- Acute myeloid leukaemia (AML) is a form of acute leukaemia which develops when bone marrow produces immature blood cells which divide rapidly and do not mature
- These immature myeloid cells are called myeloblasts, which normally develop into white blood cells, red blood cells or platelets
- AML is the most common form of acute leukaemia in adults, primarily affecting Australians over the age of 65
- Each year approximately 1,100 Australians are diagnosed with AML
Acute Myeloid Leukaemia
Acute myeloid leukaemia is a type of blood cancer which develops from immature white blood cells called myeloblasts.
There are many different subtypes of AML which are defined based on genetic mutations that have caused the cancer.
The World Health Organisation’s (WHO) classification system classifies AML into subtypes using a number of factors including genetic abnormalities, myelodysplasia-related changes, past exposure to radiation or chemotherapy, myeloid sarcoma and myeloid proliferations in Down syndrome.
As signs and symptoms for AML can be similar to other common conditions, it’s important to see your GP or healthcare professional if you experience any of the symptoms below. Discussing anything concerning with your doctor as soon as possible can help give you peace of mind and offer the best chance of successful treatment if you receive an AML diagnosis.
Symptoms may include:
Aches and pain in the bones
Unexplained weight loss or loss of appetite
Pain in the chest, coughing and/or trouble breathing
Swollen, painless lymph nodes under the arms, neck or groin
Enlarged stomach due to swollen lymph nodes or spleen
Anaemia due to lack of red blood cells
Increased bleeding and bruising
The traditional cancer staging system is not used to stage AML. Instead, the subtypes of AML can help doctors understand what your cancer looks like based on laboratory testing (including genetic testing) and the classification systems.

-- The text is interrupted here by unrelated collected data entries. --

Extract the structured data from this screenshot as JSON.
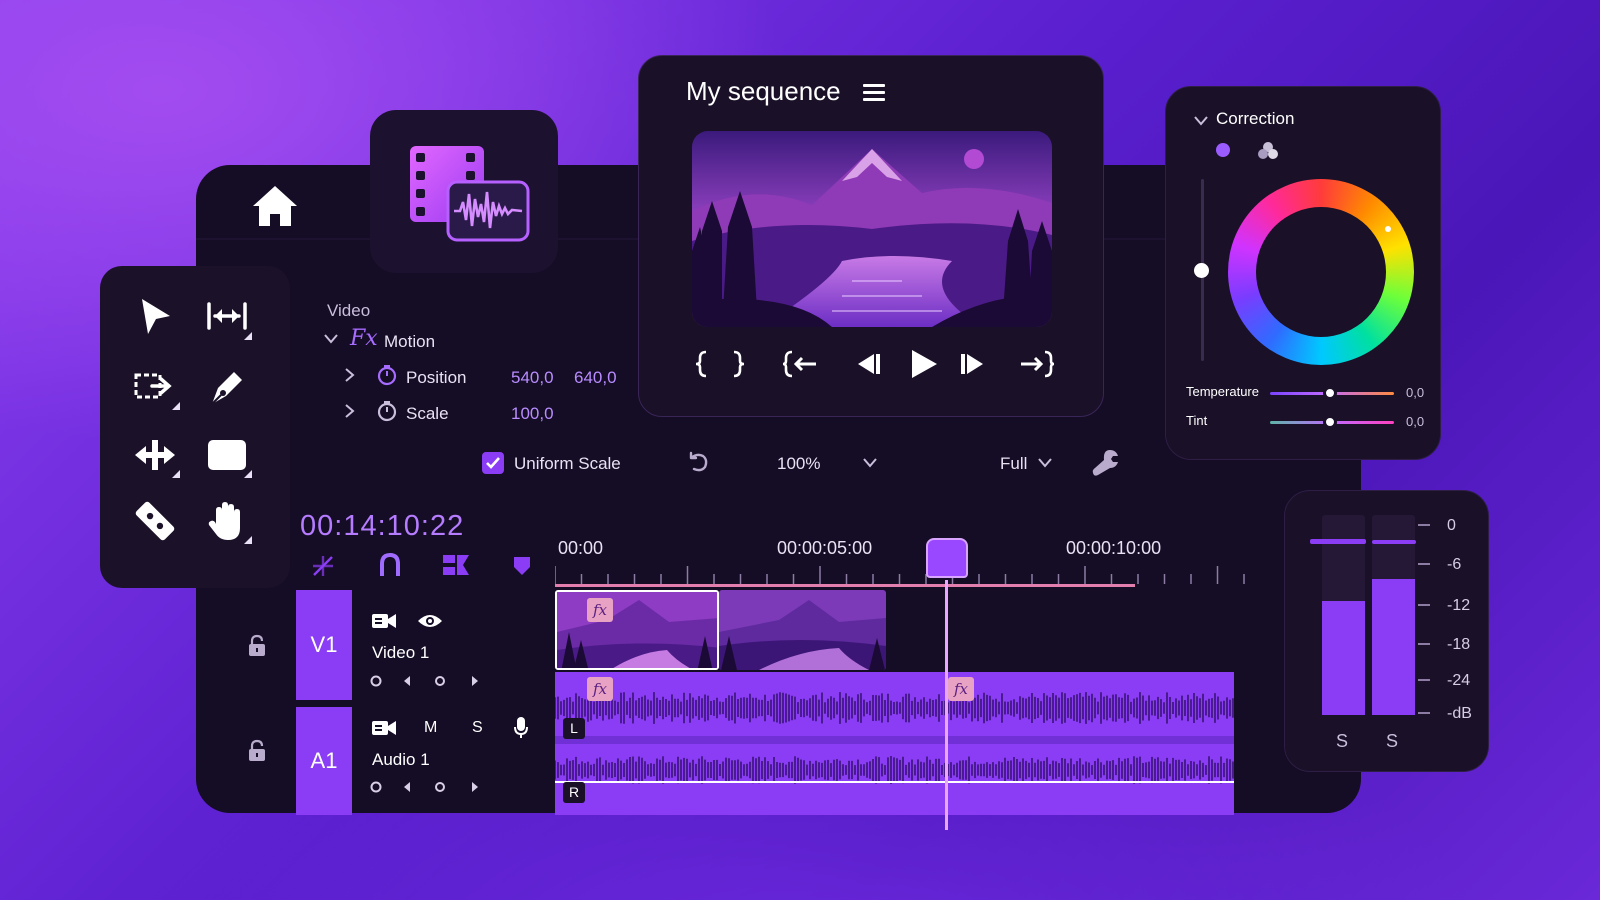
{
  "app": {
    "nav": {
      "home_icon": "home-icon",
      "media_icon": "film-audio-icon"
    }
  },
  "tools": {
    "items": [
      {
        "name": "selection-tool",
        "icon": "arrow-icon"
      },
      {
        "name": "ripple-edit-tool",
        "icon": "ripple-edit-icon"
      },
      {
        "name": "track-select-tool",
        "icon": "track-select-icon"
      },
      {
        "name": "pen-tool",
        "icon": "pen-icon"
      },
      {
        "name": "slip-tool",
        "icon": "slip-icon"
      },
      {
        "name": "rectangle-tool",
        "icon": "rectangle-icon"
      },
      {
        "name": "razor-tool",
        "icon": "razor-icon"
      },
      {
        "name": "hand-tool",
        "icon": "hand-icon"
      }
    ]
  },
  "effect_controls": {
    "section_label": "Video",
    "effect": {
      "fx": "Fx",
      "name": "Motion"
    },
    "params": [
      {
        "label": "Position",
        "values": [
          "540,0",
          "640,0"
        ]
      },
      {
        "label": "Scale",
        "values": [
          "100,0"
        ]
      }
    ],
    "uniform_scale": {
      "label": "Uniform Scale",
      "checked": true
    },
    "zoom": "100%",
    "quality": "Full"
  },
  "monitor": {
    "title": "My sequence",
    "menu_icon": "hamburger-icon",
    "transport": [
      "mark-in-icon",
      "mark-out-icon",
      "go-to-in-icon",
      "step-back-icon",
      "play-icon",
      "step-forward-icon",
      "go-to-out-icon"
    ]
  },
  "correction": {
    "title": "Correction",
    "temperature": {
      "label": "Temperature",
      "value": "0,0",
      "position": 0.48
    },
    "tint": {
      "label": "Tint",
      "value": "0,0",
      "position": 0.48
    }
  },
  "timeline": {
    "timecode": "00:14:10:22",
    "ruler": [
      "00:00",
      "00:00:05:00",
      "00:00:10:00"
    ],
    "tracks": {
      "video": {
        "id": "V1",
        "name": "Video 1"
      },
      "audio": {
        "id": "A1",
        "name": "Audio 1",
        "mute": "M",
        "solo": "S",
        "left": "L",
        "right": "R"
      }
    },
    "clip_fx": "fx"
  },
  "meters": {
    "scale": [
      "0",
      "-6",
      "-12",
      "-18",
      "-24",
      "-dB"
    ],
    "channels": [
      {
        "label": "S",
        "level": 0.57
      },
      {
        "label": "S",
        "level": 0.68
      }
    ]
  },
  "colors": {
    "accent": "#8b3df5",
    "accent_light": "#b57cff",
    "panel": "#160d26"
  }
}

People who have a first degree relative, such as a sibling or parent, diagnosed with leukaemia have an increased risk of developing AML but it commonly presents in people with no family history. Common inherited conditions that have been linked to AML include Fanconi anaemia, Li-Fraumeni syndrome and Down syndrome.
The cause of AML is not fully known, however there are some factors which contribute to the risk of AML developing, including:
- Age – The risk for AML increases for people over 65 years
- Certain lifestyle-related factors – Such as drinking alcohol, smoking or chewing tobacco, exposure to chemicals such as benzene or large levels of radiation, and previous cancer treatments with chemotherapy drugs or radiation therapy
- Genetic disorders and family history – Having a family history of leukaemia (such as a mother, father or sibling) or inherited conditions such as Down syndrome, Li-Fraumeni syndrome and Fanconi anaemia, can increase the risk for AML
- Other bone marrow disorders – Including myelodysplastic syndromes, polycythemia vera and myelofibrosis
Most often, an underlying cause for AML is not found.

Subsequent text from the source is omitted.